New Computer Science Classes Underway at Colorado Academy

Upper School Computer Science teacher Kimberly Jans asks her class to stand up from their computers and form a line. “We’re going to learn how to quicksort,” she says. Pointing to Maryam Husain, she tells the students to line up to one side of the junior if they are taller or the other side if they are shorter. The students do so and thus demonstrate a simplified sorting algorithm used in computer programming.

While the lesson is slightly rudimentary in the complex world of programming, it’s preparing students to speak a language that is increasingly becoming part of everyday parlance. “One of the goals for our department,” says Jans, “is to give every student a chance to take a programming class. It’s a skill that will serve them well in the future.”

In order to achieve that goal, the technology department at Colorado Academy has implemented three introductory classes in Computer Science this year—“Introduction to Interactive Programming with Python,” “Introduction to Programming with Greenfoot and Robotics,” and “Introduction to Programming with Processing,” taught by Tech Director Jared Katzman, and Upper School Math teachers Charity Smith and Chris Marchetti. These classes join the current AP Computer Science classes and Advanced Topics class taught by Jans.

Designed as a launching point for students interested in taking more advanced Computer Science classes, the courses teach the basic building blocks of a programming language through game building, graphics and interactive applications. According to Jans, “once you’ve learned one computer language, it’s relatively easy to learn a second one—it’s easy to see how they have pieces in common.”

But programming in and of itself isn’t necessarily “easy.” It involves learning new syntax, as well as mastering logic and problem solving. Or as Jans puts it, it can be like learning the “complex workings of your car.”

“You know how to drive it,” she says, “but many people don’t know how it works.

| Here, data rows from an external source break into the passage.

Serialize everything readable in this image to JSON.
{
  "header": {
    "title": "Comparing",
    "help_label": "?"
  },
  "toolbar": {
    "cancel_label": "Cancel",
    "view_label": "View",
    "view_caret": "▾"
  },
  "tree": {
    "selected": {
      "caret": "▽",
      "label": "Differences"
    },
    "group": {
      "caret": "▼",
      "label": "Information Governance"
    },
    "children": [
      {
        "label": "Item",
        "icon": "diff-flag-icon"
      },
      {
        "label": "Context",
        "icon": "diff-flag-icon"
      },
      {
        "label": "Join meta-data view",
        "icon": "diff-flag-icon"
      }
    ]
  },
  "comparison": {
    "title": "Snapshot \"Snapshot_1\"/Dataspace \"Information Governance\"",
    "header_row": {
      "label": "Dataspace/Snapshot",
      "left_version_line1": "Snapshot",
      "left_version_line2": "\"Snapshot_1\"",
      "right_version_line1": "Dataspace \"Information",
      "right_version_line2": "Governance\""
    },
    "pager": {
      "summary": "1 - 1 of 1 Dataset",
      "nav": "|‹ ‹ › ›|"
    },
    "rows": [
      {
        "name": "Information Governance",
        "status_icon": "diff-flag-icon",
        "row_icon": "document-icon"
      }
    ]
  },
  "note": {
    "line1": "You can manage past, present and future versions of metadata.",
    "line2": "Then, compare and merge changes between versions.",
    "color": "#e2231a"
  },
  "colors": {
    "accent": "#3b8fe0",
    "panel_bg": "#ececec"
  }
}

Once you know how it works, you see what’s happening, and you can make the technology work for you.”


“Coding has become so relevant. It’s a skill that people across many industries can benefit from because, once understood, it can enable people to solve complex problems unreachable without the use of a computer.”


And that’s what’s behind the push to teach programming in schools, a trend so ubiquitous it’s showing up in education movements across the globe like “Hour of Code,” a one-hour introduction designed to demystify computer science and show that anybody can learn the basics.

“Coding has become so relevant,” says Jans. “It’s a skill that people across many industries can benefit from because, once understood, it can enable people to solve complex problems unreachable without the use of a computer.”

The Computer Science teacher, now in her 14th year at CA, tells the story of a former student who is learning a programming language in a college Biology class.

“For those doing research, coding allows them to write software that can help solve the problems in that field,” she says. “There isn’t a job that you do anymore that doesn’t involve computers, and someone has to program those computers.

In the past, that “someone” has been predominately male—a truth Jans attributes to a social stigma surrounding false assumptions in our culture that coding is “anti social” or “nerdy.”

But that’s not the case in the intro courses, which have enrolled more than 50 students including a record number of females. It’s also not the case in Jans’ current Advanced Computer Science course as the students organize themselves according to height around Husain, who takes some time after class to explain why she became interested in programming in the first place.

“For me, it’s a lot about seeing patterns, because obviously to write code you need to figure out the algorithms for how things work, to break it down, step by step,” says Husain. “You have to be able to pick things apart and reorganize them again. It’s helped me become more organized.”

The junior says she knows she’ll use the power and potential of programming in the future.

“Computers are so widespread,” she says, “I definitely think we should start moving toward everybody having a solid understanding of how these things work.”